At the Scarborough County Court today William Purnell, a member of the Scarborough Board of Guardians, trading as Simon Purnell and Son, 48 and 49, Sandside Marine Store Dealer, sued Thomas AH Crompton, trading as Crompton and Company, 347, Cable Street, London, manufacturers and merchants, for commission amounting to £56 13s 9d.
Mr J Whitfield, solicitor, appeared for plaintiff, and Mr GFL Mortimer, barrister, instructed by Messrs Tasker Hart and Munby, was for the defendant.
Mr Whitfield, in opening the case, said the plaintiff was principally a ship’s store dealer. The defendant was a wholesale dealer in tents and other similar articles. The claim was for balance of commission payable by defendant to plaintiff at 5 per cent on the following accounts: W Catlin £1,333 15s 3d, and three smaller sums.

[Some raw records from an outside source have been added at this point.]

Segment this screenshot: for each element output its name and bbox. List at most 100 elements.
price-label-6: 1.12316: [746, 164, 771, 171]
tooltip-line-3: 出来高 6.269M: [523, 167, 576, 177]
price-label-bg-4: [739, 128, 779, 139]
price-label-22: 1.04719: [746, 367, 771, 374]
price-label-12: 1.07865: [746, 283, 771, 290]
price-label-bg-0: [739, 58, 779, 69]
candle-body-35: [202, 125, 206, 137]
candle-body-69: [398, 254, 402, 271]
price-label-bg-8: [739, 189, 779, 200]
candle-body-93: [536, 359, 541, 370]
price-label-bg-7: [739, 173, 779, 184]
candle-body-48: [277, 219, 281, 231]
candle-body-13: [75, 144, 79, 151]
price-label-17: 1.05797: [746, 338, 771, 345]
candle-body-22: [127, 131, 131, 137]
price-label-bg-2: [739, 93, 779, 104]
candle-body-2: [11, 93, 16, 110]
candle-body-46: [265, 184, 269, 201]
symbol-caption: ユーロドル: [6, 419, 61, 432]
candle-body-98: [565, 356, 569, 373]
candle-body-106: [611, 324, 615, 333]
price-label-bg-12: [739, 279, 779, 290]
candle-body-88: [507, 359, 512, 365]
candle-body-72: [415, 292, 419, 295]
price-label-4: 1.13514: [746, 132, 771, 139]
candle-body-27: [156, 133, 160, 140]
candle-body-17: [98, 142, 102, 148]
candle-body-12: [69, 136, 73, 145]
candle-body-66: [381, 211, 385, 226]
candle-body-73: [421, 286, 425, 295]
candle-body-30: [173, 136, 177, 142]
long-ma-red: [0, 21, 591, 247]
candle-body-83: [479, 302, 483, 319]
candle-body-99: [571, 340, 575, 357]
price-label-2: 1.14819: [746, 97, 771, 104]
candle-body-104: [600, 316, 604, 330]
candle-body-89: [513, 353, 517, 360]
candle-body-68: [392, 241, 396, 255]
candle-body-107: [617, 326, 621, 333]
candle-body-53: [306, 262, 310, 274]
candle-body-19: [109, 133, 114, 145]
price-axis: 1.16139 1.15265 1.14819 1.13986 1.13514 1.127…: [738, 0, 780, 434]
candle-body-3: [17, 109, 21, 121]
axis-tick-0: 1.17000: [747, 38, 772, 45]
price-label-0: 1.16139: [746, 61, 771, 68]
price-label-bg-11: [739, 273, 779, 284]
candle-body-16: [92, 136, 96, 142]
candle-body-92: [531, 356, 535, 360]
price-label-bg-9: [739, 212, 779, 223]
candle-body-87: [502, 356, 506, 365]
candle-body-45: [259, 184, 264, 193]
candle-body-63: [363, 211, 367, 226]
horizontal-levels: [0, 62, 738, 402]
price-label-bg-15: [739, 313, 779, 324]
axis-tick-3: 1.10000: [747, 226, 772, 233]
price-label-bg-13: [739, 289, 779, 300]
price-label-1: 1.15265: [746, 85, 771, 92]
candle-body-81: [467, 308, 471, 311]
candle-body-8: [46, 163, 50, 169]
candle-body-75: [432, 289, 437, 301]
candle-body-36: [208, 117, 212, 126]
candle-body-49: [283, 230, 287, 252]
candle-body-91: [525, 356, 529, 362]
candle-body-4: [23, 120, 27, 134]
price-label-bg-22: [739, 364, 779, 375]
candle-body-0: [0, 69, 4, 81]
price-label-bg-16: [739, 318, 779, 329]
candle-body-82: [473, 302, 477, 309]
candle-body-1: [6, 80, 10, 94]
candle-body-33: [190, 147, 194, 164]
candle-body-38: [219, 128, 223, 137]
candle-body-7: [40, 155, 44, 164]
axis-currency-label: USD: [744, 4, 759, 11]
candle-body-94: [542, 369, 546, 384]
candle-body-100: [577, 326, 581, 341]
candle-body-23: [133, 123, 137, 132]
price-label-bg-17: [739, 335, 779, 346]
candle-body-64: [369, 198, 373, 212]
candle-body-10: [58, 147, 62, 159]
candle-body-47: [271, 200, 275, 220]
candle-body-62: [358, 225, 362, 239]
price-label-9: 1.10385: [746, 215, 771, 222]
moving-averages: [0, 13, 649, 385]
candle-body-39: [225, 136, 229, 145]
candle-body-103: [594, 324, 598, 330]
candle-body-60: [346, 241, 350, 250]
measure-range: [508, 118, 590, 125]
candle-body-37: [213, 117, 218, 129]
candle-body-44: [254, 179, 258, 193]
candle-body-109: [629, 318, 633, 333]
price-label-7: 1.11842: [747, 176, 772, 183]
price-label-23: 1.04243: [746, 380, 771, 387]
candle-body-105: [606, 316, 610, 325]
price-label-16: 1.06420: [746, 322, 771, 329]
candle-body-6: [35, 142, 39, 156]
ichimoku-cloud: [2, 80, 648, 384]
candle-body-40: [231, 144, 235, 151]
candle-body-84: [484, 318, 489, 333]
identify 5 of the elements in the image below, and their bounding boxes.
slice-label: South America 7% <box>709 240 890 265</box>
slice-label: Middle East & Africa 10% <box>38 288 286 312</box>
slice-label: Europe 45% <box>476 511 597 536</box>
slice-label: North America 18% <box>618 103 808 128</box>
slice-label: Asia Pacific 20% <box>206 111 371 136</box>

Mr Whitfield said the agreement entered into to pay commission was a verbal one made in January, 1914, in pursuance of tents.
By the Judge: The commission was for introducing business.
Purnell, proceeded Mr Whitfield, had dealt with defendant, and the defendant’s predecessors for some years. In 1910 he noticed some women making tents and there was some discussion as to the business of tent-making.
In the December of 1913 plaintiff, having ascertained that Mr Catlin was about to establish a holiday camp, he (plaintiff) made a request as to introducing a firm likely to do business in a satisfactory manner. Having got permission to make an introduction of that kind he wrote to defendant, setting out the facts, and stating that a camp to accommodate 600 to 1,000 people was to be established. He asked defendant to write direct, and endeavour to secure the order. If the latter was secured he asked for the “usual commission”.
Defendant came to Scarborough and in conversation with plaintiff said, “It is very good of you. I intend to have it at any price.” Plaintiff said that if business was done he would expect the usual commission. Defendant asked, “What do you mean by usual commission?”. Plaintiff replied, “We usually get 5 per cent on all transactions done.”
The order was obtained on February 9th. It appeared that the net commission due was £65 11s 8d and after deductions the amount claimed was £54 11s 8d. Later, said Mr Whitfield, defendant sent some £11 as commission in regard to the tents, expressing the hope that he would be satisfied as there was not a great deal made out of it. It was as much as he could allow. “In other cases,” said the letter, 5 per cent had been allowed “as arranged”. The sum of £11 would, of course, be only one per cent, on £1,100, but the account came to over £1,300.
In the course of his evidence plaintiff said that when he asked about the commission defendant said, “It will not be less than 5 per cent.” Witness said, “I should think not, because this is going to be a big job.”
By Mr Mortimer: He considered he was entitled to five per cent, even if the conversation with Mr Crompton had not taken place – provided, of course, that the order was secured. Otherwise he would not have expected anything.
Mr Mortimer: Why, when he sent £11, didn’t you say: Eleven pounds! Eleven pounds be blowed – you promised me five per cent?
Witness said he took defendant to be a man of honour, and he wrote, through a Mr Webb, that he was not satisfied. He said that in the case of £1,000 an arrangement, he thought, would be come to. Apart from an agreement he should think anyone would claim a five per cent commission.
Mr Mortimer: Would you pay it? Witness: That is another matter (laughter).
By Mr Whitfield: In the absence of stipulation he would charge 5 per cent.
Crompton said plaintiff’s account would be credited against the commission. Nothing was said on any occasion about 5 per cent. The £11 allowed was one per cent with an addition for storage of a few goods samples. In defendant’s opinion the £11 was ample remuneration for what he did.
The contract came out at £1,311 13s 6d, and by the time plaintiff was paid there was actually no profit left.
Proceeding, defendant said there was no such thing as “usual commission”.
Mr Whitfield drew attention to a letter of defendant’s in which he said, “We have never as yet given as much commission as you state.” He asked what commission he meant by that?
Defendant said it might have been a typist’s error, because no amount of commission was stated.
The Judge said there must have been some idea in defendant’s mind.
Defendant said that that was not his dictation.
Plaintiff was given judgement for £54 11s 8d.